Whose crazy idea was it to attempt to teach a public speaking course in a language the instructor doesn’t speak, to students with a range of educational levels from college down to the equivalent of eighth grade? Ah yes, that would be me (Lisa). When we first heard of the Udhekryq Torchbearers School in Erseke, Albania, it was clear what Rich could bring. It is primarily a Bible School for young adults (here’s an introduction to the Torchbearers network of schools around the globe), and Rich offered to take them through the book of Ephesians. I could have prepared another book of the Bible, but was eager to see if my training in communication could be of use, and curious how it would transfer cross-culturally. I crafted a set of assignments and simple lectures to empower them to do each one. First, I asked them to make an announcement for a church service, using good motivational strategies, an element of personal testimony, and a winsome invitation. I then asked them to share their testimony in a longer speech. The third assignment was to teach one aspect of doctrine, a line from the Nicene Creed. We took a break from the seriousness and practiced impromptu speaking by selling each other random strange items, recast as different items. We are wrapping up tomorrow with the task of retelling a story from Scripture from a creative angle. As some of the talks have ended, I have asked my students, “Was that easier than you thought it would be, or harder?” As the time ends, I find myself asking that, with surprising answers. Teaching here has been easier than I’d imagined in some ways, and harder in others:
Easier: It was easier than I’d imagined getting them to stretch themselves with some assignments that were really new for them. They were quite game and willing to take risks.

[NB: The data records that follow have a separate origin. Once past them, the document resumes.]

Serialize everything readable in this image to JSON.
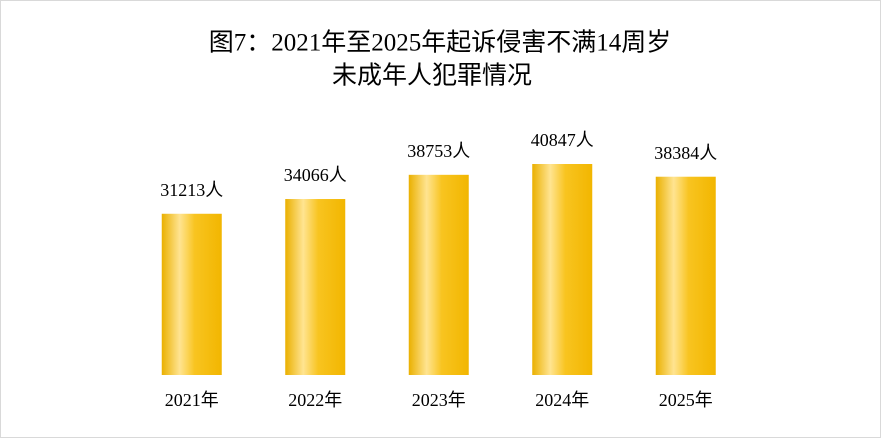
{
  "chart_data": {
    "type": "bar",
    "title": [
      "图7：2021年至2025年起诉侵害不满14周岁",
      "未成年人犯罪情况"
    ],
    "categories": [
      "2021年",
      "2022年",
      "2023年",
      "2024年",
      "2025年"
    ],
    "values": [
      31213,
      34066,
      38753,
      40847,
      38384
    ],
    "value_labels": [
      "31213人",
      "34066人",
      "38753人",
      "40847人",
      "38384人"
    ],
    "color": "#f5bd0a"
  }
}
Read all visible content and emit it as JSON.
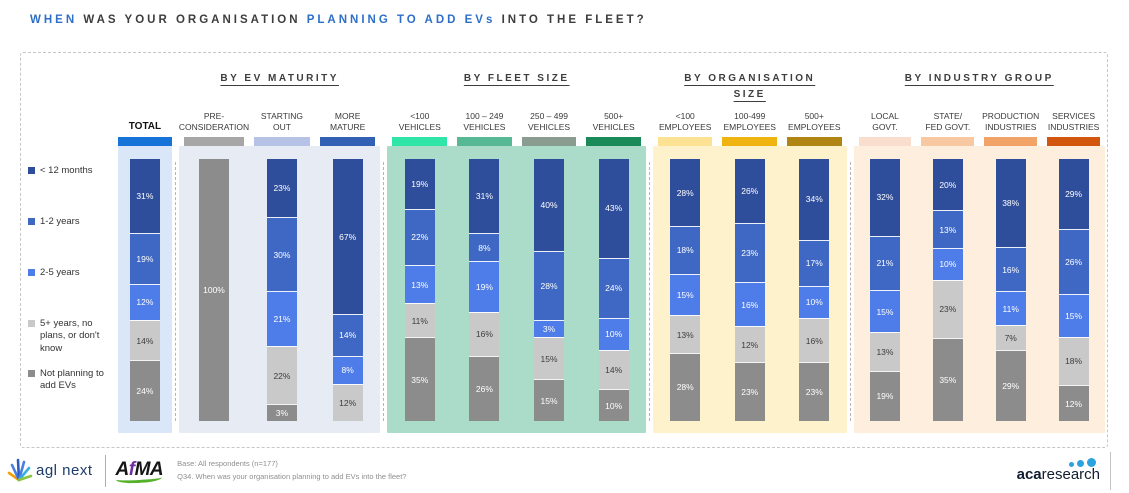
{
  "title": {
    "parts": [
      {
        "text": "WHEN ",
        "accent": true
      },
      {
        "text": "WAS YOUR ORGANISATION ",
        "accent": false
      },
      {
        "text": "PLANNING TO ADD EVs ",
        "accent": true
      },
      {
        "text": "INTO THE FLEET?",
        "accent": false
      }
    ]
  },
  "legend": {
    "items": [
      {
        "label": "< 12 months"
      },
      {
        "label": "1-2 years"
      },
      {
        "label": "2-5 years"
      },
      {
        "label": "5+ years, no\nplans, or don't\nknow"
      },
      {
        "label": "Not planning to\nadd EVs"
      }
    ]
  },
  "chart_data": {
    "type": "bar",
    "stacked": true,
    "orientation": "vertical",
    "value_unit": "%",
    "legend_position": "left",
    "series": [
      {
        "name": "< 12 months",
        "color": "#2e4d9b",
        "label_color": "#ffffff"
      },
      {
        "name": "1-2 years",
        "color": "#3e68c4",
        "label_color": "#ffffff"
      },
      {
        "name": "2-5 years",
        "color": "#4e7ce8",
        "label_color": "#ffffff"
      },
      {
        "name": "5+ years, no plans, or don't know",
        "color": "#c9c9c9",
        "label_color": "#3c3c3c"
      },
      {
        "name": "Not planning to add EVs",
        "color": "#8c8c8c",
        "label_color": "#ffffff"
      }
    ],
    "groups": [
      {
        "title": "",
        "panel_color": "#d9e7f8",
        "flex": 54,
        "columns": [
          {
            "label": "TOTAL",
            "bold": true,
            "chip_color": "#1674d9",
            "values": [
              31,
              19,
              12,
              14,
              24
            ]
          }
        ]
      },
      {
        "title": "BY EV MATURITY",
        "panel_color": "#e7ebf3",
        "flex": 202,
        "columns": [
          {
            "label": "PRE-\nCONSIDERATION",
            "chip_color": "#a6a6a6",
            "values": [
              0,
              0,
              0,
              0,
              100
            ]
          },
          {
            "label": "STARTING\nOUT",
            "chip_color": "#b6c2e6",
            "values": [
              23,
              30,
              21,
              22,
              3
            ]
          },
          {
            "label": "MORE\nMATURE",
            "chip_color": "#3160b4",
            "values": [
              67,
              14,
              8,
              12,
              0
            ]
          }
        ]
      },
      {
        "title": "BY FLEET SIZE",
        "panel_color": "#abdcc9",
        "flex": 259,
        "columns": [
          {
            "label": "<100\nVEHICLES",
            "chip_color": "#30e5a8",
            "values": [
              19,
              22,
              13,
              11,
              35
            ]
          },
          {
            "label": "100 – 249\nVEHICLES",
            "chip_color": "#57b894",
            "values": [
              31,
              8,
              19,
              16,
              26
            ]
          },
          {
            "label": "250 – 499\nVEHICLES",
            "chip_color": "#8a9c90",
            "values": [
              40,
              28,
              3,
              15,
              15
            ]
          },
          {
            "label": "500+\nVEHICLES",
            "chip_color": "#1a8a58",
            "values": [
              43,
              24,
              10,
              14,
              10
            ]
          }
        ]
      },
      {
        "title": "BY ORGANISATION\nSIZE",
        "panel_color": "#fdf2cc",
        "flex": 194,
        "columns": [
          {
            "label": "<100\nEMPLOYEES",
            "chip_color": "#fee294",
            "values": [
              28,
              18,
              15,
              13,
              28
            ]
          },
          {
            "label": "100-499\nEMPLOYEES",
            "chip_color": "#f0b410",
            "values": [
              26,
              23,
              16,
              12,
              23
            ]
          },
          {
            "label": "500+\nEMPLOYEES",
            "chip_color": "#b08514",
            "values": [
              34,
              17,
              10,
              16,
              23
            ]
          }
        ]
      },
      {
        "title": "BY INDUSTRY GROUP",
        "panel_color": "#fdeede",
        "flex": 252,
        "columns": [
          {
            "label": "LOCAL\nGOVT.",
            "chip_color": "#fadecd",
            "values": [
              32,
              21,
              15,
              13,
              19
            ]
          },
          {
            "label": "STATE/\nFED GOVT.",
            "chip_color": "#f8c8a2",
            "values": [
              20,
              13,
              10,
              23,
              35
            ]
          },
          {
            "label": "PRODUCTION\nINDUSTRIES",
            "chip_color": "#f2a468",
            "values": [
              38,
              16,
              11,
              7,
              29
            ]
          },
          {
            "label": "SERVICES\nINDUSTRIES",
            "chip_color": "#d2560e",
            "values": [
              29,
              26,
              15,
              18,
              12
            ]
          }
        ]
      }
    ]
  },
  "footer": {
    "base_line1": "Base: All respondents (n=177)",
    "base_line2": "Q34. When was your organisation planning to add EVs into the fleet?",
    "logo_agl": "agl next",
    "logo_afma_a": "A",
    "logo_afma_f": "f",
    "logo_afma_ma": "MA",
    "logo_acar_bold": "aca",
    "logo_acar_rest": "research"
  }
}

Hard: Overcoming the translation challenges was trickier than I’d anticipated. When a translator translated the speeches, the students had a hard time with the interruption. Rich and I are used to it but speakers not used to translation tend to look at the translator too much, wait too long, and lose steam in the gaps. For one speech, the translator stood with them and interrupted throughout. For the next one he sat and whispered loudly to the four English speakers, which proved too distracting to the speakers. For another, he gave a summary at the end of each speech. It was never perfect, but we made it work.
Harder: Students in Albania tend to be taught via rote memorization and regurgitation of content, and so meta-level thinking such as evaluating the logical flow or creativity level of a peer’s speech was new to them. Evaluation mostly consisted of stating the content they most liked from each other’s speeches. The requirement to sell each other an object as something different than the object itself was for the most part ignored—they enthusiastically sold the items as they were. Changing an item’s identity required a type of lateral thinking which they are not accustomed to doing.
Hardest: The toughest part of this week for me emotionally has taken place during the testimony speeches and around the edges, at mealtimes and on walks. One young man, in his testimony speech, told of being beaten regularly by his brother, a Muslim, as punishment for converting to Christianity. He is heading home for Christmas praying for a good attitude to endure the beatings. One young woman is heartbroken knowing that her parents only allowed her to come for the fall, and she may not be able to return after Christmas to a place that has been so life-giving for her. I took a long walk with a former student who is dealing with the deaths of both parents and the years of neglect and abuse from them while they were alive. “I should have aborted you like my doctor told me to!” was her mother’s constant refrain. It was perhaps most poignant for us to observe a man in his thirties coming to class each morning, diligently taking notes on the teaching but clearly not a student, and to learn that he is a graduate who recently lost his job in town and has no prospects whatsoever. Rampant unemployment is one of the most painful themes of Eastern Europe and Eurasia. From Bishkek to Bulgaria, we hear the laments: our best and brightest young people are leaving, Communism left us unprepared to compete in a global economy, government corruption saps jobs, etc. We see the frustration in people’s eyes, and hear the shame and desperation in their voices as they tell the stories of career aspirations crushed, of training for jobs that don’t materialize, of getting then losing a job, etc. We both know some of their pain as we’ve struggled in this area ourselves the last few years. We wish so much that we could wave a wand and fix it, but all we can do is listen, support, pray, and hope alongside people.
We leave Albania with profound respect for the missionaries and nationals who are pouring themselves out to seek the welfare of this land. We met gifted nurses, teachers, and pastors. We leave sobered by the task that lies ahead for the church, entrepreneurs, and the government to build cultures and systems that will enable people to flourish. And we leave thankful for a chance to invest in a few of those people.